"Tripledemic" in U.S. could bring deluge of patients to hospitals
The U.S. could very well face what has been dubbed a "tripledemic" this winter, with cases of COVID-19, the flu and a virus called respiratory syncytial virus (RSV) surging at the same time.
Cases of RSV are rising quickly in young children, who typically contract the virus by the time they're 3, but were shielded from it and other viruses during pandemic lockdown periods.
"Pediatric ICUs around the country, many parts of it, are full," said CBS News medical contributor Dr. David Agus. Most hospitalizations now are related to influenza and RSV, not COVID-19, he added.
The threat of a "tripledemic" is not new, according to Dr. Michael Mina, chief science officer at eMed and the nation's leading epidemiologist.
"Public health officials have been bracing for this possibility since early in the pandemic," he said in a statement to CBS MoneyWatch.
Americans' weakened immunity — a result of hunkering down and limiting exposure to others during the COVID-19 pandemic — is the reason for the simultaneous surge in cases of three different viruses.
"The recent surges are fully expected ramifications of a new virus that caused massive swings in human behavior. We know that immunity is working exactly as it was supposed to, and in this case, it means that we drained population-level immunity by not having exposures," Dr. Mina said.
Dr. Mina urged hospitals to prepare now by stockpiling supplies and identifying ways to increase capacity by adding new beds.
The simultaneous increase in cases of three distinct viruses comes as more professionals are leaving the health care field for work that pays better or is less physically and emotionally draining, which could further threaten the nation's strained health care system.
"I'm concerned that hospitals, health care providers are going to be overwhelmed," said CBS News medical contributor and Kaiser Health News editor-at-large Dr. Celine Gounder. "We're looking at very high rates of both flu and RSV, so probably something around like 35,000 hospitalizations per week just from those two conditions."
Of course, COVID-19 is still around, too. "Are we going to be prepared, are we going to have the beds? I'm really concerned about that," Gounder said.
Unmanned hospital beds
A vaccine is now available for RSV, a common respiratory virus that causes cold-like symptoms but which can be serious in infants and older adults, according to the Centers for Disease Control and Prevention.
Lately, a spike in RSV cases among very young children has overwhelmed pediatric hospitals. Little kids are especially susceptible to developing severe symptoms because their immune systems are undeveloped and their airways are smaller than those of adults, making it harder to breathe when inflamed.
The health care system is also grappling with a reduced labor force following an exodus of health care workers from the field during the pandemic, largely due to burnout. That means that even more work falls on the laps of the nurses, doctors and administrative and support staff who remain in the industry.
Some 330,000 medical professionals dropped out of the labor force in 2021 according to health care commercial intelligence company Definitive Healthcare.
"It's an even more difficult situation, [with] even more understaffing, so then even more people get burned out and leave," Gounder said.
Seeking better balance
Some of the physicians, nurse practitioners, physician assistants and other providers left their jobs to retire early, while others decided to seek out administrative work and stop seeing patients.
"So it's all different kinds of ways of reducing that burnout of having a better work-life balance which, frankly, over the last couple of years, it's been really hard on people," Gounder said.

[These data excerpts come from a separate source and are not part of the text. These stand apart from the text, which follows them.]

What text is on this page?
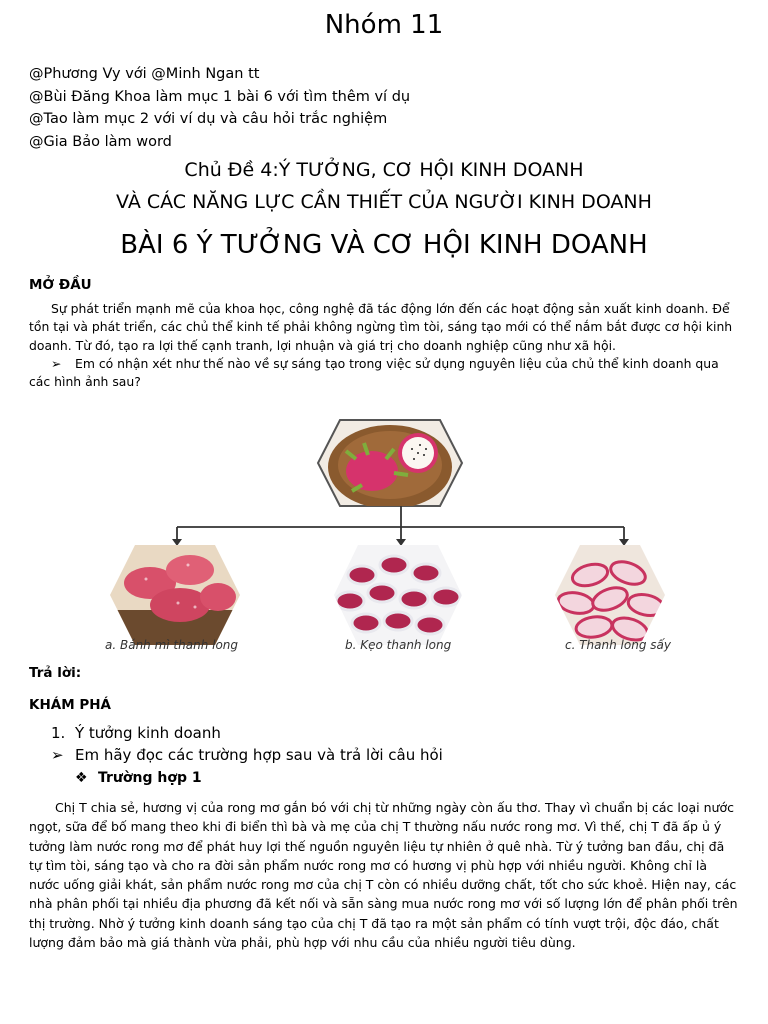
Nhóm 11
@Phương Vy với @Minh Ngan tt
@Bùi Đăng Khoa làm mục 1 bài 6 với tìm thêm ví dụ
@Tao làm mục 2 với ví dụ và câu hỏi trắc nghiệm
@Gia Bảo làm word
Chủ Đề 4:Ý TƯỞNG, CƠ HỘI KINH DOANH
VÀ CÁC NĂNG LỰC CẦN THIẾT CỦA NGƯỜI KINH DOANH
BÀI 6 Ý TƯỞNG VÀ CƠ HỘI KINH DOANH
MỞ ĐẦU

Sự phát triển mạnh mẽ của khoa học, công nghệ đã tác động lớn đến các hoạt động sản xuất kinh doanh. Để tồn tại và phát triển, các chủ thể kinh tế phải không ngừng tìm tòi, sáng tạo mới có thể nắm bắt được cơ hội kinh doanh. Từ đó, tạo ra lợi thế cạnh tranh, lợi nhuận và giá trị cho doanh nghiệp cũng như xã hội.

➢	Em có nhận xét như thế nào về sự sáng tạo trong việc sử dụng nguyên liệu của chủ thể kinh doanh qua các hình ảnh sau?
a. Bánh mì thanh long	b. Kẹo thanh long	c. Thanh long sấy
Trả lời:
KHÁM PHÁ
1. Ý tưởng kinh doanh
➢ Em hãy đọc các trường hợp sau và trả lời câu hỏi
❖ Trường hợp 1

Chị T chia sẻ, hương vị của rong mơ gắn bó với chị từ những ngày còn ấu thơ. Thay vì chuẩn bị các loại nước ngọt, sữa để bố mang theo khi đi biển thì bà và mẹ của chị T thường nấu nước rong mơ. Vì thế, chị T đã ấp ủ ý tưởng làm nước rong mơ để phát huy lợi thế nguồn nguyên liệu tự nhiên ở quê nhà. Từ ý tưởng ban đầu, chị đã tự tìm tòi, sáng tạo và cho ra đời sản phẩm nước rong mơ có hương vị phù hợp với nhiều người. Không chỉ là nước uống giải khát, sản phẩm nước rong mơ của chị T còn có nhiều dưỡng chất, tốt cho sức khoẻ. Hiện nay, các nhà phân phối tại nhiều địa phương đã kết nối và sẵn sàng mua nước rong mơ với số lượng lớn để phân phối trên thị trường. Nhờ ý tưởng kinh doanh sáng tạo của chị T đã tạo ra một sản phẩm có tính vượt trội, độc đáo, chất lượng đảm bảo mà giá thành vừa phải, phù hợp với nhu cầu của nhiều người tiêu dùng.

Gounder said she's already seeing the impact of limited staff on patients seeking care at Bellevue Hospital in New York City.
"Patients are sitting in the emergency room for a day or two waiting for a bed, because it's not just about having the physical bed — you need to have the doctors, the nurses, the other staff to man that bed," she said.
"The whole system is really clogged up right now," she added.
Workers across diverse fields left jobs in search of better wages and working conditions during the so-called "Great Resignation."
There's no clear-cut solution or obvious way to lure more professionals back to the medical field, and though higher wages wouldn't hurt, better pay alone won't fix the issue, according to Gounder.
"I think people are valuing their time in a whole different way now, and I do think it would require really rethinking the business model of health care, really changing how we structure health care, how we deliver it, who provides it," she said. "I'm somewhat skeptical that we're going to make those changes."